Clemence and an employee
De Lutz has a team of 13 bakers and baristas.

Shelby Moore for BI

That way, "everyone understands the product better and has respect for their team members," she said. She also rejects a traditional hierarchy and instead aims for shared accountability, anchored in wages.

"My business model is based on generous hospitality," she said. "Everybody needs to earn a living wage, not like $20 an hour. Everyone here, with tips, is making at minimum $30 an hour. I don't want anyone to have to work a second job."

To make that work, she runs a tip pool, and she protects it. She refuses to hire ahead of revenue.

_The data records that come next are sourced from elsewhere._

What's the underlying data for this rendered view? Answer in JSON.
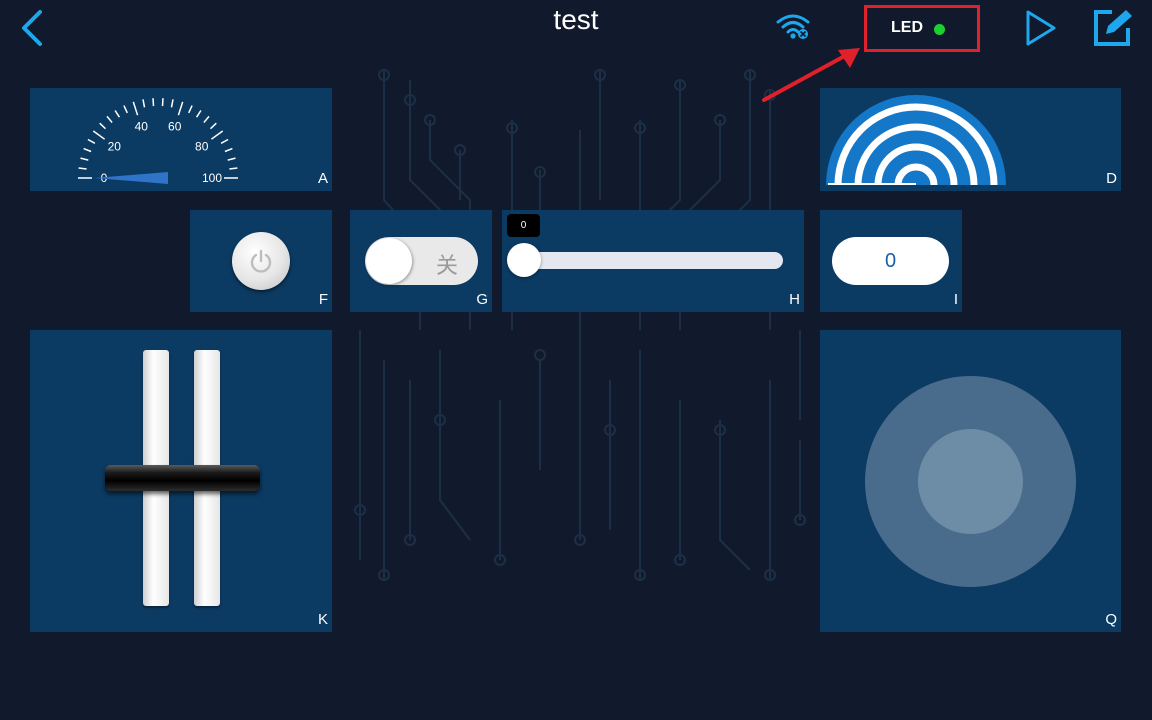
{
  "header": {
    "title": "test",
    "led_label": "LED",
    "led_color": "#19d22d"
  },
  "colors": {
    "accent": "#1ea7ec",
    "panel": "#0b3a62",
    "highlight": "#e0202a",
    "background": "#101a2c"
  },
  "widgets": {
    "gauge": {
      "label": "A",
      "ticks": [
        "0",
        "20",
        "40",
        "60",
        "80",
        "100"
      ],
      "value": 0
    },
    "radar": {
      "label": "D"
    },
    "power": {
      "label": "F"
    },
    "switch": {
      "label": "G",
      "state_text": "关",
      "on": false
    },
    "slider": {
      "label": "H",
      "value": "0"
    },
    "number": {
      "label": "I",
      "value": "0"
    },
    "fader": {
      "label": "K"
    },
    "joystick": {
      "label": "Q"
    }
  },
  "icons": {
    "back": "chevron-left-icon",
    "wifi": "wifi-disconnected-icon",
    "play": "play-icon",
    "edit": "edit-icon"
  }
}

"Because the tip pool is such an important part of everybody's paycheck, I'm really cautious," she said. "I cannot bring in a new team member until we grow sales between 6 and 8% at a time because, if I add an extra person before revenue grows, everybody's tip pool gets diluted."

As of early 2026, she has a team of 13 bakers and baristas. When she does hire, credentials aren't her priority. She's looking for kindness, hustle, and curiosity.

"I don't care if you went to culinary school. I don't care if you worked at a Michelin-star restaurant," she said. "Honestly, it's not hard to make a croissant. It really isn't. But if you are curious, if you are humble, if you work hard, you'll figure it out. And 99% of the time, that yields a really great team."

Underneath all of it is what she calls her core belief system: radical generosity, expressed through radical hospitality.

"There's never a time when I have been radically generous and regretted it," she said.